The only real solution we see is for marketers to bypass the competing claims by setting up measurement of inbound responses. If a marketer spends $10,000 on one outlet, and can track with accuracy that 200 responses came in, she will know the cost per response was $50 in that particular media. If another media option drives a response at $25, then that’s a better deal. As media options continue to proliferate, each channel will inflate and defend its own metrics, and silly claims will continue to rise. If you want the truth about advertising, measure it yourself.

Radio networks protest, so we still can’t hear the truth


Today’s youth are consumed with MP3 players, mobile phones, video games, Facebook and YouTube. So if you asked a parent if she thinks today’s youth spend less time with radio, the answer would be … duh. Yes.

Unfortunately, a new system that accurately tracks radio ratings remains under fire from the Clear Channel networks of the world, and Arbitron continues to delay its rollout in major U.S. markets. Mediaweek reports this week that the delay in the new radio measurement system — the Portable People Meter or PPM — is causing many marketers to question whether PPM is effective.

All of this is really, really sad. We’ve noted before that PPM is a brilliant device. It replaces diaries to record radio ratings by tracking a signal broadcast from each radio station, and can tell if a listener switches channels. For about four decades, radio ratings were based on a survey participant filling out a journal — now, we finally get the real deal.

The PPM ratings are active in Houston and Philly, and the early results have shaken the radio industry by finding — gasp! — ratings are falling for some segments of the youth set. So, predictably, Clear Channel and other radio nets protested that sample sizes were off, blah blah blah, and Arbitron, who runs PPM, went back to the drawing board.

As Mediaweek notes, no matter how Arbitron rethinks the sample sizes, some radio stations are going to get whammed with lower ratings. And the overall trend cannot be masked. Marketers should push Arbitron to get PPM to market. Radio remains a viable medium, but without accurate data and ratings, the radio industry as a whole will disappoint its clients who are measuring real results.

Arbitron delays rollout of accurate radio ratings


The Portable People Meter is an interesting device — it’s a little cell-phone sized gadget that allows the ratings group for radio to accurately record the exact station a consumer is tuned into. This meter picks up a signal from the radio station, and replaces diaries as an exact way to track radio ratings.

And guess what — as the new PPM system is unrolled in markets, radio ratings are tanking. It seems consumers skip around the dial more than previously thought, and while journals didn’t always capture the truth (say, someone might write in they listen to Howard Stern for 2 hours in the morning), the PPM device doesn’t lie (the consumer may actually change the dial during commercial breaks). Ratings in many markets are down by as much as 30%. Ratings were so startling low, in fact, that Arbitron launched a PR campaign trying to convince media planners that 70 of the new PPM GRPs were as good as 100 of the old ones.

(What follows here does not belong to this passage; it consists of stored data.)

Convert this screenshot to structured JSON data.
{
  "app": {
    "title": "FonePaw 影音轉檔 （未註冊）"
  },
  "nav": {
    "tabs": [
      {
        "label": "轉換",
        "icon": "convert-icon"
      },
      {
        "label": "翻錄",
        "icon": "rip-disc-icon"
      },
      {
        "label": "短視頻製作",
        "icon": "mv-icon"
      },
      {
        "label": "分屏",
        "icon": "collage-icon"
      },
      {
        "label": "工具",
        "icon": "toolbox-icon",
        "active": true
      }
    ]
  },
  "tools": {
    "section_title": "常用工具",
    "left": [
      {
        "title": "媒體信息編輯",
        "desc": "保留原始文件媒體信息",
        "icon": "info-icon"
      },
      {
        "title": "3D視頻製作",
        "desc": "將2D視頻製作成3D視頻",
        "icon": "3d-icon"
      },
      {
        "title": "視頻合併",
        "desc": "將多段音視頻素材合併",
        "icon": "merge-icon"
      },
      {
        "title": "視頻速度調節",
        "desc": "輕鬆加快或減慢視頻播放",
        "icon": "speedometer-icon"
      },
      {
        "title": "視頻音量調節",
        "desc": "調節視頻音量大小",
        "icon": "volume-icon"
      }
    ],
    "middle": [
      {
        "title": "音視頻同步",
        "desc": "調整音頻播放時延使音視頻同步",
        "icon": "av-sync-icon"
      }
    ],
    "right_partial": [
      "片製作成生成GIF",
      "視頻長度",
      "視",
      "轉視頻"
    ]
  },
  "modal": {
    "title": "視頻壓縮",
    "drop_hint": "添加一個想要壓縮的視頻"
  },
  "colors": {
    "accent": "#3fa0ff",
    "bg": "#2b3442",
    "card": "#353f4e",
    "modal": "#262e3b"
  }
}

Now, Arbitron is delaying the rollout of the PPM due to controversy over the new ratings results. A lot of networks don’t seem to like the truth. Clear Channel, Radio One, Cumulus, and Cox Radio have protested — because younger demographic groups, in particular minorities, have lower ratings with the new accurate PPM systems. Young audiences are a particularly sweet target for advertisers, and if their ratings fall, ad revenue will dry up.

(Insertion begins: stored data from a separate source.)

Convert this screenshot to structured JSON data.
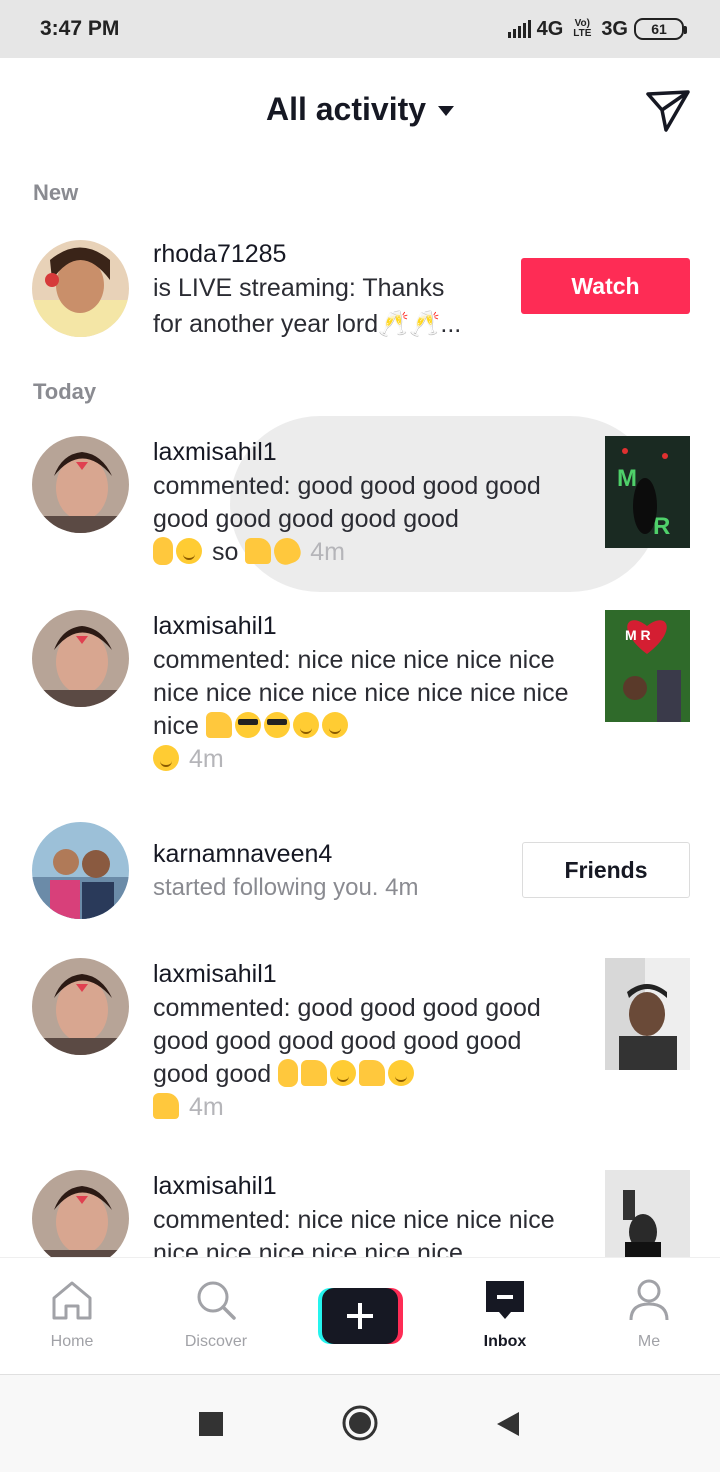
{
  "status_bar": {
    "time": "3:47 PM",
    "network1": "4G",
    "network2": "3G",
    "volte": "Vo) LTE",
    "battery": "61"
  },
  "header": {
    "title": "All activity"
  },
  "sections": {
    "new": "New",
    "today": "Today"
  },
  "live": {
    "username": "rhoda71285",
    "line1": "is LIVE streaming: Thanks",
    "line2": "for another year lord🥂🥂...",
    "button": "Watch"
  },
  "activities": [
    {
      "username": "laxmisahil1",
      "text": "commented: good good good good good good good good good",
      "tail": "so",
      "time": "4m"
    },
    {
      "username": "laxmisahil1",
      "text": "commented: nice nice nice nice nice nice nice nice nice nice nice nice nice nice",
      "time": "4m"
    },
    {
      "username": "karnamnaveen4",
      "text": "started following you.",
      "time": "4m",
      "button": "Friends"
    },
    {
      "username": "laxmisahil1",
      "text": "commented: good good good good good good good good good good good good",
      "time": "4m"
    },
    {
      "username": "laxmisahil1",
      "text": "commented: nice nice nice nice nice nice nice nice nice nice nice"
    }
  ],
  "nav": {
    "home": "Home",
    "discover": "Discover",
    "inbox": "Inbox",
    "me": "Me"
  },
  "colors": {
    "accent": "#fe2c55",
    "cyan": "#25f4ee"
  }
}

There are only two ways this can break. Either the truth is young people don’t listen to radio as much as they used to, and instead use MP3s and cell phones to communicate (duh), or the electronic monitoring system has flaws in technology or sample sizes (uh-huh). We don’t know the truth, but we do predict when it arrives, the truth will set radio ratings free.

Arbitron reports the new PPM should be in eight of the nine delayed markets, including New York, Chicago and Los Angeles, by September 2008. For now, PPM is only active in Houston and Philadelphia.